MLCC Acoustic Data (2220 case size, processed)

Citation Author(s):
Saku
Levikari
LUT University
Tommi J.
Kärkkäinen
LUT University
Caroline
Andersson
ABB Schweiz AG
Juha
Tamminen
ABB Oy Drives
Mikko
Nykyri
LUT University
Pertti
Silventoinen
LUT University
Submitted by:
Saku Levikari
Last updated:
Tue, 12/01/2020 - 11:15
DOI:
10.21227/qhzn-9v70
Data Format:
License:
0
0 ratings - Please login to submit your rating.

Abstract 

Acoustic measurement data from Multilayer Ceramic Capacitors (MLCCs). Contains preprocessed data from intact and damaged MLCCs for damage detection (classification) purposes.

Instructions: 

Contains acoustic measurement data from 180 multilayer ceramic capacitors (2220 case size, 22 uF, 24V), soldered onto two test circuit boards. The measurements were performed by placing a piezoelectric point contact sensor on top of each capacitor, and subjecting the MLCC to a voltage frequency sweep from 100 Hz to 2 MHz over a duration of 100 ms. The resulting acoustic waveforms have been denoised, bandpass filtered, and downsampled. Furthermore, instantaneous phase response was calculated for each MLCC.
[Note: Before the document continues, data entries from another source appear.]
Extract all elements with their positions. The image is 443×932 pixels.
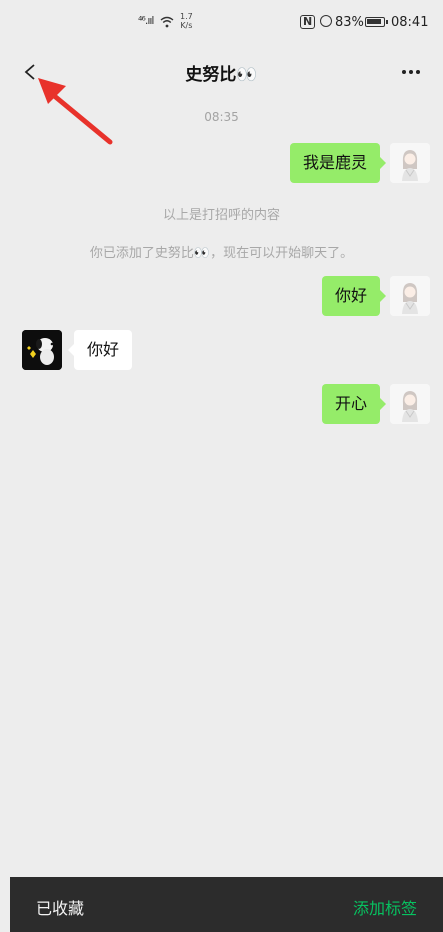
ellipsis-icon (402, 70, 420, 74)
girl-avatar-icon (390, 276, 430, 316)
system-message: 你已添加了史努比👀，现在可以开始聊天了。 (89, 246, 354, 261)
network-speed: 1.7 K/s (180, 12, 193, 30)
battery-percent: 83% (335, 15, 364, 30)
data-saver-icon (320, 15, 332, 27)
message-bubble-outgoing[interactable]: 你好 (321, 276, 387, 316)
message-bubble-outgoing[interactable]: 我是鹿灵 (289, 143, 387, 183)
system-message: 以上是打招呼的内容 (162, 208, 280, 223)
wifi-icon (160, 16, 174, 28)
self-avatar[interactable] (390, 384, 430, 424)
self-avatar[interactable] (390, 276, 430, 316)
message-bubble-incoming[interactable]: 你好 (67, 330, 133, 370)
girl-avatar-icon (390, 143, 430, 183)
annotation-arrow-icon (38, 78, 113, 145)
add-tag-button[interactable]: 添加标签 (353, 895, 417, 919)
status-bar: ⁴⁶.ııl 1.7 K/s N 83% 08:41 (0, 0, 443, 48)
message-bubble-outgoing[interactable]: 开心 (321, 384, 387, 424)
nfc-icon: N (300, 15, 316, 29)
message-timestamp: 08:35 (204, 110, 239, 124)
favorited-button[interactable]: 已收藏 (36, 895, 84, 919)
more-button[interactable] (391, 54, 431, 88)
girl-avatar-icon (390, 384, 430, 424)
bottom-bar: 已收藏 添加标签 (10, 877, 443, 932)
battery-icon (365, 17, 388, 27)
snoopy-avatar-icon (22, 330, 62, 370)
clock: 08:41 (391, 15, 429, 30)
self-avatar[interactable] (390, 143, 430, 183)
contact-avatar[interactable] (22, 330, 62, 370)
signal-icon: ⁴⁶.ııl (138, 14, 155, 27)
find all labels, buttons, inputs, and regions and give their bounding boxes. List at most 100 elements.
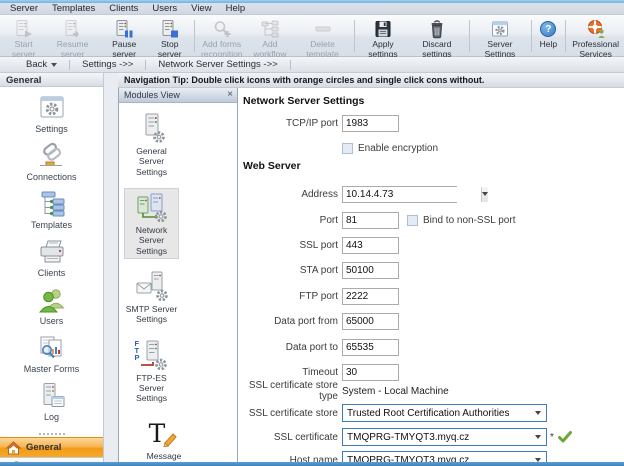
envelope-server-gear-icon xyxy=(135,270,169,302)
sidebar-item-connections[interactable]: Connections xyxy=(26,141,76,182)
apply-settings-button[interactable]: Apply settings xyxy=(358,17,409,55)
address-row: Address xyxy=(238,185,624,203)
close-icon[interactable]: × xyxy=(227,90,233,100)
enable-encryption-checkbox[interactable] xyxy=(342,143,353,154)
ssl-certificate-store-select[interactable]: Trusted Root Certification Authorities xyxy=(342,404,547,422)
ssl-port-input[interactable] xyxy=(342,237,399,254)
resume-server-button[interactable]: Resume server xyxy=(45,17,100,55)
module-label: SMTP Server Settings xyxy=(125,304,178,325)
module-message-customizations[interactable]: T Message Customizations xyxy=(124,414,204,466)
sidebar-item-settings[interactable]: Settings xyxy=(35,93,68,134)
ssl-certificate-value: TMQPRG-TMYQT3.myq.cz xyxy=(347,432,469,443)
sidebar-item-master-forms[interactable]: Master Forms xyxy=(24,333,80,374)
module-ftp-es-server-settings[interactable]: FTP FTP-ES Server Settings xyxy=(124,336,179,407)
host-name-row: Host name TMQPRG-TMYQT3.myq.cz xyxy=(238,451,624,462)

The dataset contains measurements from both intact and mechanically damaged components for quality assurance purposes (classification task). The acoustic signature of each MLCC is represented by an eight-dimensional feature vectror in the file inputs.mat:

  1. Acoustic emission amplitude at the highest resonace peak
  2. Frequency of the highest resonance peak
  3. Amplitude of the second-highest resonance peak
  4. Frequency of the second-highest resonance peak
  5. Total phase shift during frequency sweep
  6. Median amplitude of 10 of the highest resonance peaks
  7. Median frequency of 10 of the highest resonance peaks
  8. Mean group delay ripple calculated from the phase response of each component

The labels (0=no damage; 1=damage) for each component are found in targets.mat. Note that the labelling process was done by cross-sectioning each component and inspecting the sample visually under a microscope. Therefore, the labels may not be completely accurate, as the signs of damage can be difficult to observe.